Spot ETFs trade on established exchanges such as Nasdaq, NYSE and CBOE, offering greater liquidity and regulatory oversight. This can be particularly interesting for institutional investors who are wary of the risks associated with holding cryptocurrencies definitively. Among the 12 BTC spot ETFs currently available in the US are IBIT, GBTC, BTC, FBTC, ARKB, BITB, HODL, BRRR, EZBC, BTCW, DEFI and BTCO. The nine spot ether ETFs include ETHE, ETH, ETHA, FETH, ETHW, ETHV, EZET, QETH and CETH. ETFs with ETH and BTC tickers are Grayscale mini bitcoins and mini ethereum trusts.

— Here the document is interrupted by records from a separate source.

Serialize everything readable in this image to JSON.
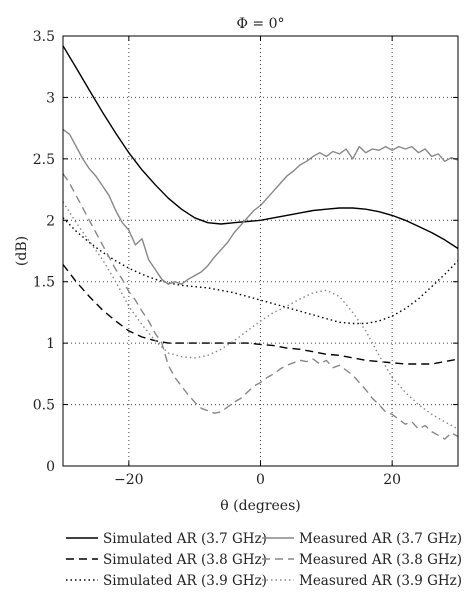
{
  "chart_data": {
    "type": "line",
    "title": "Φ = 0°",
    "xlabel": "θ (degrees)",
    "ylabel": "(dB)",
    "xlim": [
      -30,
      30
    ],
    "ylim": [
      0,
      3.5
    ],
    "xticks": [
      -20,
      0,
      20
    ],
    "xtick_labels": [
      "−20",
      "0",
      "20"
    ],
    "yticks": [
      0,
      0.5,
      1,
      1.5,
      2,
      2.5,
      3,
      3.5
    ],
    "ytick_labels": [
      "0",
      "0.5",
      "1",
      "1.5",
      "2",
      "2.5",
      "3",
      "3.5"
    ],
    "grid": true,
    "legend_position": "bottom",
    "series": [
      {
        "name": "Simulated AR (3.7 GHz)",
        "color": "#000000",
        "dash": "solid",
        "x": [
          -30,
          -28,
          -26,
          -24,
          -22,
          -20,
          -18,
          -16,
          -14,
          -12,
          -10,
          -8,
          -6,
          -4,
          -2,
          0,
          2,
          4,
          6,
          8,
          10,
          12,
          14,
          16,
          18,
          20,
          22,
          24,
          26,
          28,
          30
        ],
        "y": [
          3.42,
          3.24,
          3.06,
          2.88,
          2.71,
          2.55,
          2.41,
          2.29,
          2.18,
          2.09,
          2.02,
          1.98,
          1.97,
          1.98,
          1.99,
          2.0,
          2.02,
          2.04,
          2.06,
          2.08,
          2.09,
          2.1,
          2.1,
          2.09,
          2.07,
          2.04,
          2.0,
          1.95,
          1.9,
          1.84,
          1.77
        ]
      },
      {
        "name": "Simulated AR (3.8 GHz)",
        "color": "#000000",
        "dash": "dashed",
        "x": [
          -30,
          -28,
          -26,
          -24,
          -22,
          -20,
          -18,
          -16,
          -14,
          -12,
          -10,
          -8,
          -6,
          -4,
          -2,
          0,
          2,
          4,
          6,
          8,
          10,
          12,
          14,
          16,
          18,
          20,
          22,
          24,
          26,
          28,
          30
        ],
        "y": [
          1.64,
          1.5,
          1.38,
          1.27,
          1.18,
          1.1,
          1.05,
          1.02,
          1.0,
          1.0,
          1.0,
          1.0,
          1.0,
          1.0,
          1.0,
          0.99,
          0.98,
          0.96,
          0.95,
          0.93,
          0.91,
          0.9,
          0.88,
          0.86,
          0.85,
          0.84,
          0.83,
          0.83,
          0.83,
          0.85,
          0.87
        ]
      },
      {
        "name": "Simulated AR (3.9 GHz)",
        "color": "#000000",
        "dash": "dotted",
        "x": [
          -30,
          -28,
          -26,
          -24,
          -22,
          -20,
          -18,
          -16,
          -14,
          -12,
          -10,
          -8,
          -6,
          -4,
          -2,
          0,
          2,
          4,
          6,
          8,
          10,
          12,
          14,
          16,
          18,
          20,
          22,
          24,
          26,
          28,
          30
        ],
        "y": [
          2.02,
          1.91,
          1.82,
          1.74,
          1.67,
          1.61,
          1.56,
          1.52,
          1.49,
          1.47,
          1.46,
          1.45,
          1.43,
          1.41,
          1.38,
          1.35,
          1.32,
          1.29,
          1.26,
          1.23,
          1.2,
          1.17,
          1.16,
          1.16,
          1.18,
          1.22,
          1.28,
          1.36,
          1.46,
          1.56,
          1.67
        ]
      },
      {
        "name": "Measured AR (3.7 GHz)",
        "color": "#888888",
        "dash": "solid",
        "x": [
          -30,
          -29,
          -28,
          -27,
          -26,
          -25,
          -24,
          -23,
          -22,
          -21,
          -20,
          -19,
          -18,
          -17,
          -16,
          -15,
          -14,
          -13,
          -12,
          -11,
          -10,
          -9,
          -8,
          -7,
          -6,
          -5,
          -4,
          -3,
          -2,
          -1,
          0,
          1,
          2,
          3,
          4,
          5,
          6,
          7,
          8,
          9,
          10,
          11,
          12,
          13,
          14,
          15,
          16,
          17,
          18,
          19,
          20,
          21,
          22,
          23,
          24,
          25,
          26,
          27,
          28,
          29,
          30
        ],
        "y": [
          2.74,
          2.7,
          2.6,
          2.5,
          2.42,
          2.36,
          2.28,
          2.2,
          2.08,
          1.98,
          1.92,
          1.8,
          1.85,
          1.68,
          1.6,
          1.52,
          1.48,
          1.5,
          1.48,
          1.52,
          1.55,
          1.58,
          1.63,
          1.7,
          1.76,
          1.82,
          1.9,
          1.96,
          2.02,
          2.08,
          2.12,
          2.18,
          2.24,
          2.3,
          2.36,
          2.4,
          2.45,
          2.48,
          2.52,
          2.55,
          2.52,
          2.56,
          2.54,
          2.58,
          2.5,
          2.6,
          2.55,
          2.58,
          2.57,
          2.6,
          2.57,
          2.6,
          2.58,
          2.6,
          2.55,
          2.58,
          2.52,
          2.54,
          2.48,
          2.51,
          2.49
        ]
      },
      {
        "name": "Measured AR (3.8 GHz)",
        "color": "#888888",
        "dash": "dashed",
        "x": [
          -30,
          -29,
          -28,
          -27,
          -26,
          -25,
          -24,
          -23,
          -22,
          -21,
          -20,
          -19,
          -18,
          -17,
          -16,
          -15,
          -14,
          -13,
          -12,
          -11,
          -10,
          -9,
          -8,
          -7,
          -6,
          -5,
          -4,
          -3,
          -2,
          -1,
          0,
          1,
          2,
          3,
          4,
          5,
          6,
          7,
          8,
          9,
          10,
          11,
          12,
          13,
          14,
          15,
          16,
          17,
          18,
          19,
          20,
          21,
          22,
          23,
          24,
          25,
          26,
          27,
          28,
          29,
          30
        ],
        "y": [
          2.38,
          2.3,
          2.2,
          2.1,
          2.0,
          1.9,
          1.8,
          1.7,
          1.6,
          1.52,
          1.42,
          1.35,
          1.26,
          1.18,
          1.08,
          1.0,
          0.82,
          0.72,
          0.65,
          0.58,
          0.52,
          0.47,
          0.45,
          0.43,
          0.44,
          0.48,
          0.52,
          0.55,
          0.6,
          0.65,
          0.68,
          0.72,
          0.75,
          0.79,
          0.82,
          0.84,
          0.86,
          0.85,
          0.87,
          0.83,
          0.86,
          0.8,
          0.82,
          0.78,
          0.74,
          0.68,
          0.62,
          0.55,
          0.5,
          0.44,
          0.42,
          0.38,
          0.34,
          0.36,
          0.3,
          0.33,
          0.28,
          0.25,
          0.22,
          0.27,
          0.24
        ]
      },
      {
        "name": "Measured AR (3.9 GHz)",
        "color": "#888888",
        "dash": "dotted",
        "x": [
          -30,
          -28,
          -26,
          -24,
          -22,
          -20,
          -18,
          -16,
          -14,
          -12,
          -10,
          -8,
          -6,
          -4,
          -2,
          0,
          2,
          4,
          6,
          8,
          10,
          12,
          14,
          16,
          18,
          20,
          22,
          24,
          26,
          28,
          30
        ],
        "y": [
          2.15,
          1.98,
          1.83,
          1.68,
          1.5,
          1.3,
          1.15,
          1.02,
          0.92,
          0.89,
          0.88,
          0.9,
          0.95,
          1.02,
          1.1,
          1.18,
          1.25,
          1.3,
          1.36,
          1.41,
          1.43,
          1.38,
          1.25,
          1.1,
          0.9,
          0.72,
          0.6,
          0.5,
          0.42,
          0.36,
          0.3
        ]
      }
    ]
  }
}
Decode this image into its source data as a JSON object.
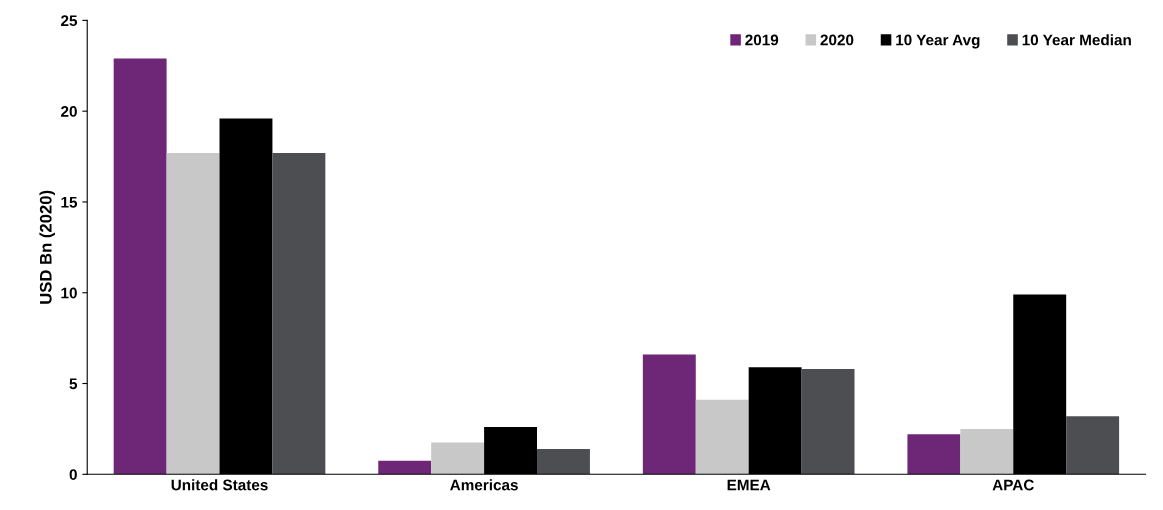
{
  "chart_data": {
    "type": "bar",
    "ylabel": "USD Bn (2020)",
    "categories": [
      "United States",
      "Americas",
      "EMEA",
      "APAC"
    ],
    "series": [
      {
        "name": "2019",
        "color": "#6e2677",
        "values": [
          22.9,
          0.75,
          6.6,
          2.2
        ]
      },
      {
        "name": "2020",
        "color": "#c8c8c8",
        "values": [
          17.7,
          1.75,
          4.1,
          2.5
        ]
      },
      {
        "name": "10 Year Avg",
        "color": "#000000",
        "values": [
          19.6,
          2.6,
          5.9,
          9.9
        ]
      },
      {
        "name": "10 Year Median",
        "color": "#4d4e52",
        "values": [
          17.7,
          1.4,
          5.8,
          3.2
        ]
      }
    ],
    "ylim": [
      0,
      25
    ],
    "yticks": [
      0,
      5,
      10,
      15,
      20,
      25
    ],
    "grid": false,
    "legend": "top right"
  }
}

On the other hand, a crypto futures ETF does not imply direct ownership of the cryptocurrency. Instead, it invests in futures-agreements to buy or sell the asset at a price set at a future date. These ETFs track the expected future price of the cryptocurrency, not its current market price. This can lead to discrepancies with the spot price due to factors such as contract rolling costs and market conditions such as contango or backward, which affect the execution of futures contracts. BITO, BTF, XBTF, BITS, EETH, EFUT and BETE drive the charge between Bitcoin and Ether futures ETFs.
When deciding between spot ETFs and futures, investors should evaluate different risk profiles and different cost structures. Spot ETFs offer direct exposure to the price of cryptocurrency, but present the challenges of trusting a custodian and his security. Futures ETFs evade these custody concerns, but are subject to the complexities of the futures market, including potential tracking errors and additional costs related to rolling contracts. Ultimately, the choice between these two types of ETFs depends on an investor’s risk tolerance and investment goals.